С этими словами он снял с пояса фляжку, отвинтил крышечку и, прежде чем Никита успел его остановить, с такой силой прижал край к губам Ангелины, что она, отшатываясь, запрокинула голову – и невольно сделала несколько глотков.
Мгновение она стояла не дыша, глядя в одну точку, потом закашлялась, зашлась, пытаясь перевести дух. Перепуганные Никита и Степан трясли ее и били по спине, пока Ангелина не вздохнула глубоко, не выпрямилась – и не открыла омытые слезами синие, изумленно-испуганные глаза.
– Верное дело! – в восторге крикнул Степан. – Я знал, знал! Разве басурманское пойло выстоит против нашего, с русской винокурни?

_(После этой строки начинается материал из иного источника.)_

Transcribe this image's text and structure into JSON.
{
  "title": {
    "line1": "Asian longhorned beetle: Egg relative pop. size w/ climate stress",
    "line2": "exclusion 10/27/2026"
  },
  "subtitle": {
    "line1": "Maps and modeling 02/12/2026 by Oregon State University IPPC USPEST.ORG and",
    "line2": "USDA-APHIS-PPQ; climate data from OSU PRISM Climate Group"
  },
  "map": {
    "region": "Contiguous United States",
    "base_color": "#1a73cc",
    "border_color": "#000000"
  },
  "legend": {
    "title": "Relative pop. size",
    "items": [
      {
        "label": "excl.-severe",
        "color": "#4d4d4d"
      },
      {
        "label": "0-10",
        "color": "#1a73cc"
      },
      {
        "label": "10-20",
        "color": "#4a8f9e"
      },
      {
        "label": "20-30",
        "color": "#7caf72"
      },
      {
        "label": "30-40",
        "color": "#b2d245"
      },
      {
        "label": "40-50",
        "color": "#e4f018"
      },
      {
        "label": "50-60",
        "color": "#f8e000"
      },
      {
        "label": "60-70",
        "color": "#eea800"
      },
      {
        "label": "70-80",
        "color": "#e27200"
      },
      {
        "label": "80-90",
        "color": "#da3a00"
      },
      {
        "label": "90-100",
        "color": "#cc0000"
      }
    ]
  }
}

И он умолк, смахнул невольную слезу, видя, как его барин и эта «лебедка белая» шагнули друг к другу, протянув руки, – да так и замерли, сплелись взорами…
– Эх, что стоять! – Степан сорвал с головы шапку, шлепнул себя ею по колену. – Хватай ее, барин, да целуй крепче! – И словно для того, чтобы показать, как это делается, он выдернул из толпы первую попавшуюся красотку в чепце и белом передничке, залепил звучный поцелуй в свежие губки, – и отшвырнул почти лишившуюся чувств парижанку обратно в толпу.
Ангелина и Никита не видели, не слышали ничего, неотрывно смотрели друг на друга, словно не веря глазам, пока Степан, и в умилении не утративший способности трезво мыслить, не схватил обоих, не встряхнул хорошенько.
– Чего встали! Девчонку-то спасать надобно!
Ужас вновь выбелил лицо Ангелины. Она оглянулась – и как раз вовремя, чтобы поймать взором фигуру «робеспьера», бегущего по переулку.
Значит, он не исчез – просто затаился. Высматривал, подслушивал, а теперь…
– Он бежит сказать, сказать… – Она задохнулась, но все было ясно и без слов: страж Ангелины спешил доложить той, которая его послала, что покушение сорвалось – и теперь настало время расплаты.
* * *
Все, что происходило дальше, слилось в сплошной поток событий, свершавшихся как бы даже и без участия людской воли, а по милости или, напротив, нерасположению Провидения.
Никита и Ангелина со всех ног побежали в проулок, но «робеспьер» уже скрылся за углом.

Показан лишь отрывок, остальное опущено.